La carta que nos leyó Mayor Zaragoza fue el gran legado de la denominada Expo de 2008. ¿Que cuanto ha costado este momio?. Pues según el Tribunal de Cuentas una pasta; entre las que destaca nada más y nada menos que 10 millones de euros en viajes y restaurantes. O sea ciento sesenta y seis mil trescientos ochenta y seis millones de pelas en bureos y papeo sin límites.
Si se destinan 3 millones de euros a invitaciones y comidas a unos 30 euros por persona sale para invitar a 100.000 personas. Ni ustedes ni yo mismo comimos ni bebimos del momio oficial; así pues ¿donde está nuestro menú de gorra?. Si con otros 3 millones de euros se destinan a viajes a 1000 euros por persona (solo el viaje en primera clase) salen que han viajado 3.000 personas. Ahí tampoco nos esperen que el viaje lo hicimos en nuestro buga y apoquinando la gasofa de nuestro peculio. Si con los restantes 4 millones para pagar los hoteles de 5 estrellas a 200 euros la habitación y por día salen 20.000 noches de hotel. La tienda de campaña y el camping no estaba incluido por lo que, nuestro parte alícuota se la ha debido empapuzar la nómina de gorrones leyendo la carta del agua.
Expoagua, la sociedad investigada, señala que gastó “lo necesario” y que los gastos se generaron entre 2005 y 2009. ¿Hay que entender “lo necesario” por lo que me sale de los güevos?. Porque si dividimos el gasto entre los días sumados en estos cinco años salen noventa y un millones de pelas diarias en viajes y mamandurrias. ¡Agua va!. El Tribunal de Cuentas añade que la mayoría de los convites se llevaron a cabo en el pabellón de España de Ranillas, donde a diario se celebraban las comidas oficiales con los países que celebraban su día en la Expo. ¡Menudo chollo para el cocinillas al que le dieron la exclusiva ¿eh?!
No obstante, la sociedad celebrante (nunca un adjetivo cuadró tan bien como en esta ocasión) se muestra orgullosa porque el Tribunal de Cuentas “solo advirtió de algún problema de tipo contable y en el que plasmó unas pérdidas de casi 502 millones de euros”.
Además, en el citado documento se reflejan otros gastos millonarios como los 59,9 millones de euros que se invirtieron en publicidad, propaganda y relaciones públicas, o los 23,3 millones que se invirtieron en el servicio de vigilancia, y los 8,2 millones del servicio de limpieza del recinto.
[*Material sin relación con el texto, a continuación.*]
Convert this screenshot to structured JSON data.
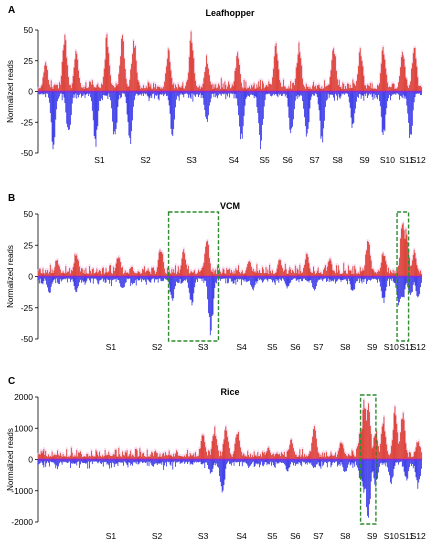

En concepto de apoyo a la estancia de participantes hay gastos por 1,06 millones de euros. Eran naciones a las que se le facilitaba en parte su estancia en Zaragoza. Esto quiere decir, en Román Paladino, que estaban de balde. O por el morro.
Dejando de lado la ruptura de aguas mentales de Mayor Zaragoza, dejando de lado la teta de la que lleva libando desde que terminó sus estudios de boticario y dejando de lado lo que nos lleva costado este curioso personaje profesional de la inanidad; hay que recordar que suministrar agua durante un año a un poblado africano de 1.000 habitantes durante un año, tiene un coste de 576 euros. O lo que es lo mismo se puede sumistrar agua a 1.000.000 de habitantes durante 1.736 años. Claro que si gastamos el dinero en facilitar la vida a los que menos tienen; si tratamos de salvar de una muerte segura por hambre y sed a miles y miles de niños africanos; si gastamos ese dineral en impedir la hambruna endémica del África subsahariana; la sequía; el fracaso de los cultivos; las plagas; el aumento del precio de los alimentos y los niveles de miseria extrema  que han provocado la severa escasez de alimentos se acaba el dinero que los gobiernos dan para mantener golfos y gentuza. Las tierras de pastoreo de Mali, Mauritania, regiones de Burkina Faso y la región más septentrional de Nigeria son ahora apenas fértiles. La gente ha tenido que abandonar sus hogares, y vender las pocas posesiones que tenían o sacrificar su ganado moribundo. Las agencias han advertido que estas medidas desesperadas no solo indican la agudeza de la crisis sino que también socavan las inversiones para el desarrollo a largo plazo.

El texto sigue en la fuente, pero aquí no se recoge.